Петух в аквариуме – 2, или Как я провел XX век. Новеллы и воспоминания
Шрифт:
– Я думаю, – он тщательно выбивал трубку, вызывая затянувшейся паузой всеобщее напряжение, – я думаю, что товарищ Молотов и товарищ Берия в этом вопросе не правы. Мы не можем недооценивать того огромного вреда, который наносят нашему народу пошлые, безыдейные писания Зощенки и ему подобных. Надо уметь называть вещи так, как они того заслуживают. Не надо бояться критики, не надо бояться, что народ нас не поймет. Если мы будем говорить народу правду, народ нас обязательно поймет… Тут важно другое… – Сталин опять сделал паузу, якобы для того, чтобы разжечь трубку, но на самом деле чтобы взвесить мысль, только что пришедшую ему в голову. – Мало принять хорошее постановление.
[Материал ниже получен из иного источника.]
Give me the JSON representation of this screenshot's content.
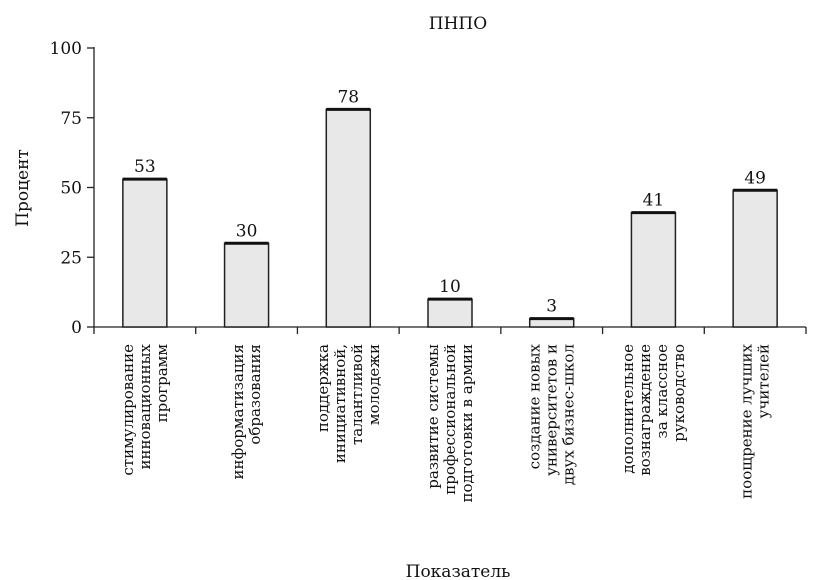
{
  "chart_data": {
    "type": "bar",
    "title": "ПНПО",
    "xlabel": "Показатель",
    "ylabel": "Процент",
    "ylim": [
      0,
      100
    ],
    "yticks": [
      0,
      25,
      50,
      75,
      100
    ],
    "categories": [
      [
        "стимулирование",
        "инновационных",
        "программ"
      ],
      [
        "информатизация",
        "образования"
      ],
      [
        "поддержка",
        "инициативной,",
        "талантливой",
        "молодежи"
      ],
      [
        "развитие системы",
        "профессиональной",
        "подготовки в армии"
      ],
      [
        "создание новых",
        "университетов и",
        "двух бизнес-школ"
      ],
      [
        "дополнительное",
        "вознаграждение",
        "за классное",
        "руководство"
      ],
      [
        "поощрение лучших",
        "учителей"
      ]
    ],
    "values": [
      53,
      30,
      78,
      10,
      3,
      41,
      49
    ],
    "grid": false,
    "legend": "none"
  }
}
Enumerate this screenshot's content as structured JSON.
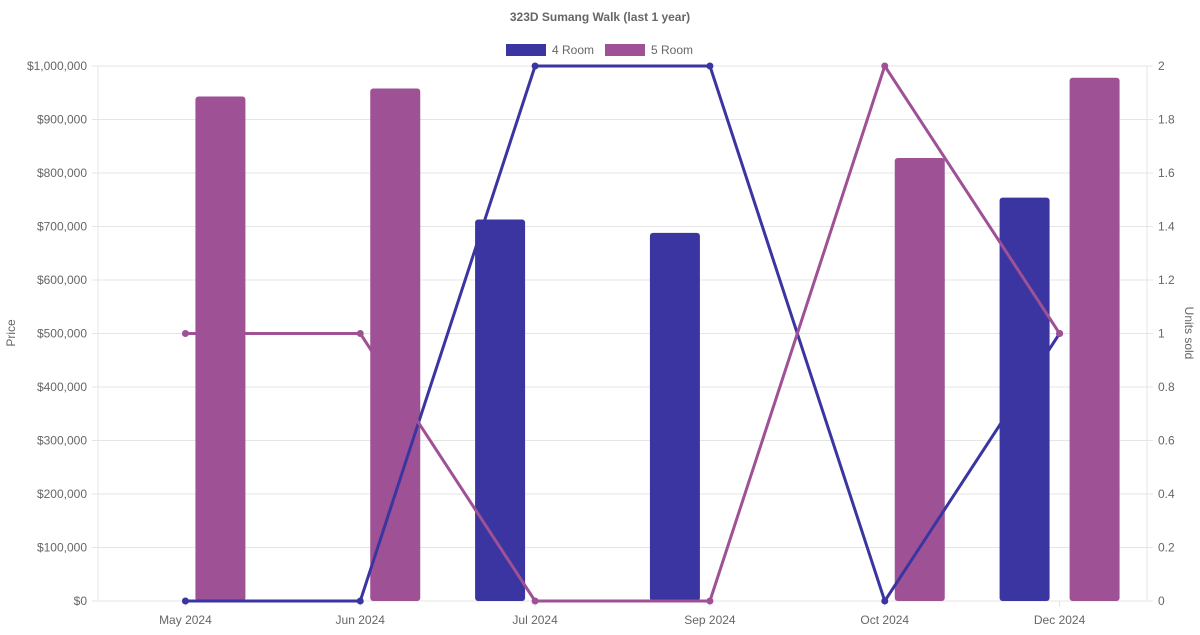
{
  "chart_data": {
    "type": "bar",
    "title": "323D Sumang Walk (last 1 year)",
    "categories": [
      "May 2024",
      "Jun 2024",
      "Jul 2024",
      "Sep 2024",
      "Oct 2024",
      "Dec 2024"
    ],
    "ylabel_left": "Price",
    "ylabel_right": "Units sold",
    "ylim_left": [
      0,
      1000000
    ],
    "ylim_right": [
      0,
      2
    ],
    "yticks_left": [
      "$0",
      "$100,000",
      "$200,000",
      "$300,000",
      "$400,000",
      "$500,000",
      "$600,000",
      "$700,000",
      "$800,000",
      "$900,000",
      "$1,000,000"
    ],
    "yticks_right": [
      "0",
      "0.2",
      "0.4",
      "0.6",
      "0.8",
      "1",
      "1.2",
      "1.4",
      "1.6",
      "1.8",
      "2"
    ],
    "legend_position": "top-center",
    "grid": true,
    "series": [
      {
        "name": "4 Room",
        "color": "#3a35a1",
        "price": [
          null,
          null,
          713000,
          688000,
          null,
          754000
        ],
        "units": [
          0,
          0,
          2,
          2,
          0,
          1
        ]
      },
      {
        "name": "5 Room",
        "color": "#9e5195",
        "price": [
          943000,
          958000,
          null,
          null,
          828000,
          978000
        ],
        "units": [
          1,
          1,
          0,
          0,
          2,
          1
        ]
      }
    ]
  }
}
Надо его хорошо разъяснить: писателям, редакторам журналов, редакторам
Из дневника студента 2-го курса филфака ЛГУ Ларьки ***:
«…сент. 46
Вызвали в партком, сказали, чтобы послезавтра был на партактиве в Таврич. дворце, слушал докл. о Пост. ЦК по идеологии от лица молодых ком. филфака, докл. будет делать кто-то из Москвы, взять п-порт, п/б и этот пропуск, побриться и с орденом.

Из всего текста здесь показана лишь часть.